Hydra (Japan, 2019)

Following its initial domestic theatrical run in 2019, Well Go USA Entertainment have picked up Hydra to give American audiences a taste of an indie action title from Japan. Running a trim 78 minutes and featuring veteran stunt performers and genre movie actors, it feels like an introduction to its lead actor’s martial arts skills as well as a proof of concept that could lead to more films.

The story concerns a former assassin named Takashi (Masanori Mimoto) who now works as a chef at a restaurant named “Hydra” which is run by an art university student named Rina (model-turned-actress miu). She is the daughter of a former colleague and he has pledged to watch over her and keep a low profile. However, when he is forced to save Rina from an assault, he is dragged back into a world of corrupt cops and criminal syndicates so he has to start fighting again.

Making his directorial debut, Kensuke Sonomura plays to his strengths by using his experience as an action director on titles like Alien vs Ninja (2010), Nowhere Girl (2015) and Destruction Babies (2016) to showcase the talents of Mimoto, a fighter who has cropped up in many other indie actioners like RE:BORN (2017) and the occasional bigger budget feature like Yakuza Apocalypse (2015). Regardless of the crew’s credentials, the film still takes a patience-testing while to get going.
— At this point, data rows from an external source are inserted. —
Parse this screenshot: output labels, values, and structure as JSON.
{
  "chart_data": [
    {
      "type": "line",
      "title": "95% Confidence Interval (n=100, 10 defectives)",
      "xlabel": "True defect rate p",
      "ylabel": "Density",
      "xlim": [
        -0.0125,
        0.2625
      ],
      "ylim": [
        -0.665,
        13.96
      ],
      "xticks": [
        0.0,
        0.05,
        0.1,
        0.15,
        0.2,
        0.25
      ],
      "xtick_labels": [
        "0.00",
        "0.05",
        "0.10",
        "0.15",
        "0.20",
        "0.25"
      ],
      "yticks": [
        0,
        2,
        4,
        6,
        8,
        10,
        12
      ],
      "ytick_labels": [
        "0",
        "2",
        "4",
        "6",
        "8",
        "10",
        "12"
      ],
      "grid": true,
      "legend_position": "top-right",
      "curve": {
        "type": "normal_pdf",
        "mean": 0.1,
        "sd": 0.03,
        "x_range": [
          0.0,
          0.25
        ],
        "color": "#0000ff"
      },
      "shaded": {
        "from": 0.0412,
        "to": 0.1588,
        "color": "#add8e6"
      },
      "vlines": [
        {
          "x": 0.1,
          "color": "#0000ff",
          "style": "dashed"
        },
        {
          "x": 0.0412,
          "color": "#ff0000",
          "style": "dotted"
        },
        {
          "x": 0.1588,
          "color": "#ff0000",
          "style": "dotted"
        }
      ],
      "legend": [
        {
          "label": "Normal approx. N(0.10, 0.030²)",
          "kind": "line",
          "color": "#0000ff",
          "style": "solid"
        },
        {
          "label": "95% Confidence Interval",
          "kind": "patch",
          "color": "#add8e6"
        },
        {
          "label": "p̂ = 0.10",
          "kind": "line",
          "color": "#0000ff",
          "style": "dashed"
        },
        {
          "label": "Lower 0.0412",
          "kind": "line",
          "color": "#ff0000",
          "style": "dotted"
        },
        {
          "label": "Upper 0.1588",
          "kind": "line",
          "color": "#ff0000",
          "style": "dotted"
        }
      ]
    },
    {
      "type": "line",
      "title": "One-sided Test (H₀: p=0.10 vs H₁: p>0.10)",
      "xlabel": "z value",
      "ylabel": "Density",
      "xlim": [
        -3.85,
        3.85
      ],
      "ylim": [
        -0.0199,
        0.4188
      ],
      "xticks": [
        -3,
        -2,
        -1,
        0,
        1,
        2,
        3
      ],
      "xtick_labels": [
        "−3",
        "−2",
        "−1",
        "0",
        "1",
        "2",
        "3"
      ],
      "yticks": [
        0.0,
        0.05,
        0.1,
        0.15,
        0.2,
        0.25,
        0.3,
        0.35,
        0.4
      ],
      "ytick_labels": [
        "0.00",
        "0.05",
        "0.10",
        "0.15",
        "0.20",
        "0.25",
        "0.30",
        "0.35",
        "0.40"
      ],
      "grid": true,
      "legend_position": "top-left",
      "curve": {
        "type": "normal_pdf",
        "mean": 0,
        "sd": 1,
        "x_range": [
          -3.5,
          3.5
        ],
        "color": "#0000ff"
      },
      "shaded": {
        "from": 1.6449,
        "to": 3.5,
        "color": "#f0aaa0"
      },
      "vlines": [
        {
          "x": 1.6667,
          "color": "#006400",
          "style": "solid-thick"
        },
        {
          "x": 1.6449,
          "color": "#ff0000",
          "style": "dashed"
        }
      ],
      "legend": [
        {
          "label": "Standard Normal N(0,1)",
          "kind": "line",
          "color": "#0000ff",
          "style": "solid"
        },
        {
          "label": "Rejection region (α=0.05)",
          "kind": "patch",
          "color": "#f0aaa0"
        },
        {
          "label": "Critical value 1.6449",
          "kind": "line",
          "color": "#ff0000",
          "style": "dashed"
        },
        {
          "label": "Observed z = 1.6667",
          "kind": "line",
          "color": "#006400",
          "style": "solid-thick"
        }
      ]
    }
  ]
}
Despite opening with a short and nasty kill scene, the film mostly emphasizes world building and atmospherics. The highlight is definitely the atmosphere as the film is confidently shot. We are taken to the night-time streets of Tokyo (Nakameguro in particular) which are bathed in the neon and lights of the bars and eateries, while the soundscape is ambient synth music. Think John Wick (2014) in terms of the visual aesthetic and the score and you’ve got it. 

The script, from veteran writer Jiro Kaneko (who has done live-action films and even written episodes of the TV anime Cardcaptor Sakura), is as basic as it gets. None of it is new and the characters are archetypes. But what helps sell the story is that the details are delivered by veteran character actors like Yoji Tanaka and Tomorowo Taguchi who are deployed for scenery-chewing effect in a few instances of on-the-nose expositional dialogue and liberally used flashbacks. 

As a character, Takashi undergoes a typical character arc of the taciturn hero who is a hollowed-out hired killer only to find his humanity restored through the people around him. Mimoto is actually a solid thespian who brings enough charisma to his stock role to keep a viewer’s attention but his most compelling moments come when he is fighting. Although it takes over 40 minutes of build-up to get to proper fights, it is worth the wait as Mimoto and his co-combatant deliver a nervy and elegant martial arts match-up that mixes boxing with Taekwondo kicks and some judo flips and holds, all of which the camera captures clearly with swift movements that make it feel like a referee weaving around the fighters to get the details. These fights precede an open ending which is a little anti-climatic but feel as if more is promised so long as a sequel is greenlit and Mimoto’s set of skills is good enough that audiences will probably want to see him in action again.

Hydra is now available on DVD, Blu-ray and Digital On Demand from Well Go USA Entertainment.